Charismatic Renewal Conference draws 155 to encounter with mercy, praise
EAST PEORIA — With the Jubilee Year of Mercy, Pope Francis is inviting people to a new, personal encounter with Jesus not once, but every day. That doesn’t just apply to Catholics or people of good will.
“The Father’s mercy is for everyone,” according to Walter Matthews. “It is for all of humanity until the end.”
The executive director for the National Service Committee of the Catholic Charismatic Renewal, Matthews gave the opening keynote at the 30th annual Charismatic Renewal Conference on July 30. The event drew 155 people to the Embassy Suites in East Peoria for a day of prayer and praise sponsored by the Diocese of Peoria’s Office of Catholic Charismatic Renewal.
The day included a Mass celebrated by Father Tom Mizeur, pastor of Immaculate Conception in Lacon and St.

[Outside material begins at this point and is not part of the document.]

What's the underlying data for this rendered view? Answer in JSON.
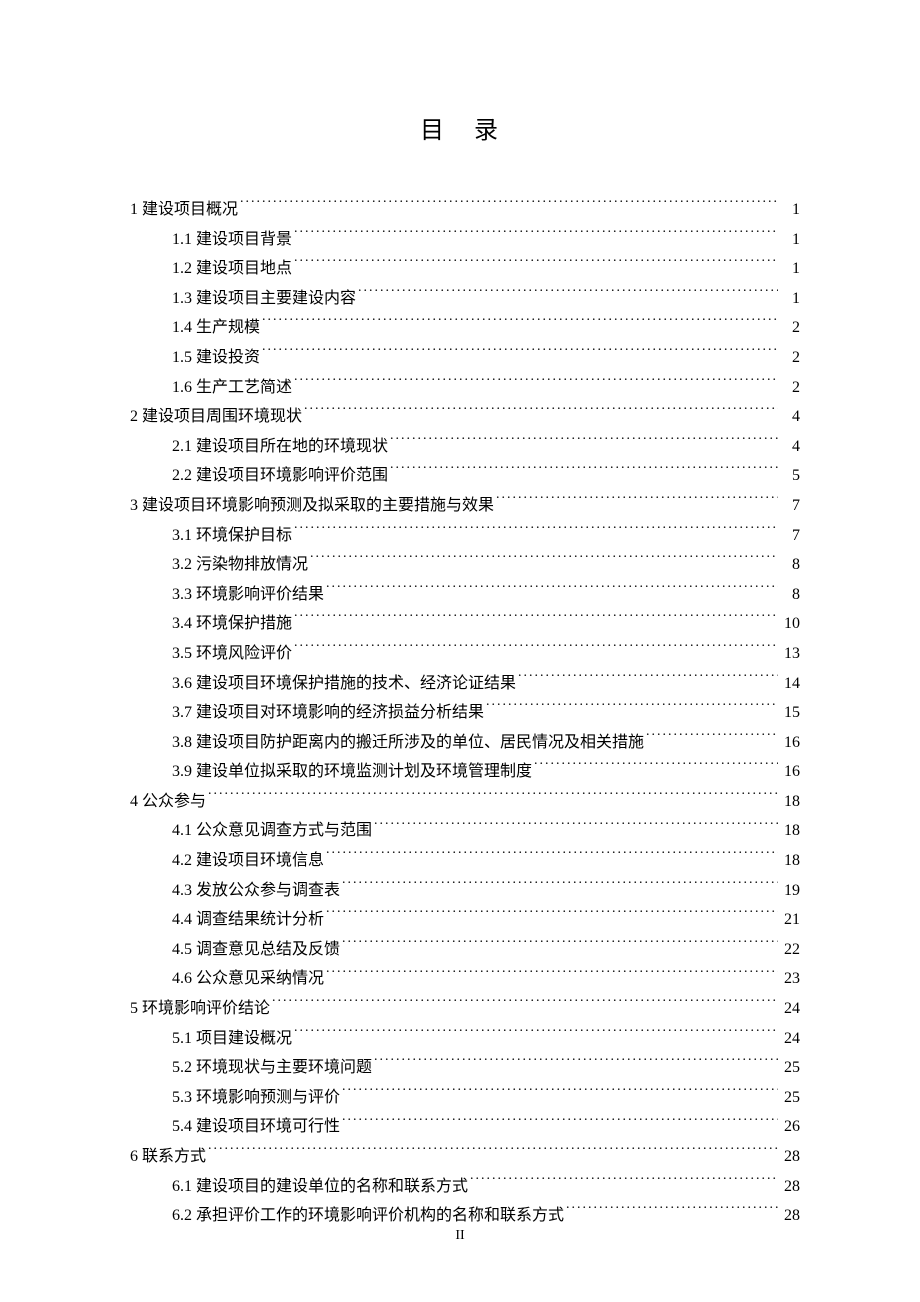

John XXIII in Henry, and culminated with a healing service.
The theme was “The Way of the Lord is Mercy.”
A WAY OF LIFE
Matthews, along with keynote speaker Barbara Lanzdorf-Heil and musician Dan Dúet, encouraged participants to trust that the Lord loves them without measure and wants them to use their gifts to change the world.
“Love precedes mercy,” Matthews said. “Love poured out is grace — gratuitous, free. We don’t deserve it.”
He encouraged them to adopt a spirit of humility, to recognize that everything comes from God, and then to ask for God’s mercy and forgiveness. “There are no conditions for this beyond repentance.”
As in all things, the Holy Spirit will help because the Holy Spirit is mercy and love personified. Without the Holy Spirit, mercy would be an empty word, Matthews said.
Once we have experienced mercy, we must extend it to others and make this a way of life, he added. That requires prayer — being disposed to listen to the word of God and being renewed continually in the Spirit – as well as compassion.
“Jesus’ mercy overcomes every barrier . . . and places us in direct contact with the other,” Matthews said, noting that a hallmark of Pope Francis’ ministry has been to call us to a “culture of encounter.”
PERMISSION TO MEDDLE
Lanzdorf-Heil’s life has been devoted to helping people encounter the Lord. For many years she did that as a Protestant minister trying to “win Catholics.”
She eventually “read my way into the church” through the writings of St. Teresa of Avila and St. Catherine of Siena and other doctors of the church. When she attended her first Mass and encountered Jesus resting in a monstrance placed before her, all she could do was bow.
She attended the Archbishop Harry J. Flynn Catechetical Institute in St. Paul, Minnesota, where she met Jeff Cavins and recognized a kindred spirit. When she confided her struggle to give up everything she knew to enter the Catholic Church he told her, “I would hate to think that when the Bridegroom is calling you into deep intimacy with him you told him, ‘I have better things to do.’”
She was confirmed in 2013 and warned conference participants that she still speaks Catholic “with a Protestant accent.”
Lanzdorf-Heil, who had little religious instruction growing up, later found out that she had been baptized Catholic because her “meddling” great-grandmother had pressured her mother to do so. She gave everyone present permission to “meddle” in the lives of their grandchildren and great-grandchildren if they are not yet baptized and challenged them to be brave enough to engage those who are struggling like she had if the opportunity presents itself.
“You have access to a banquet” prepared by God, she said. “It’s not psychology that changes us, it’s him.”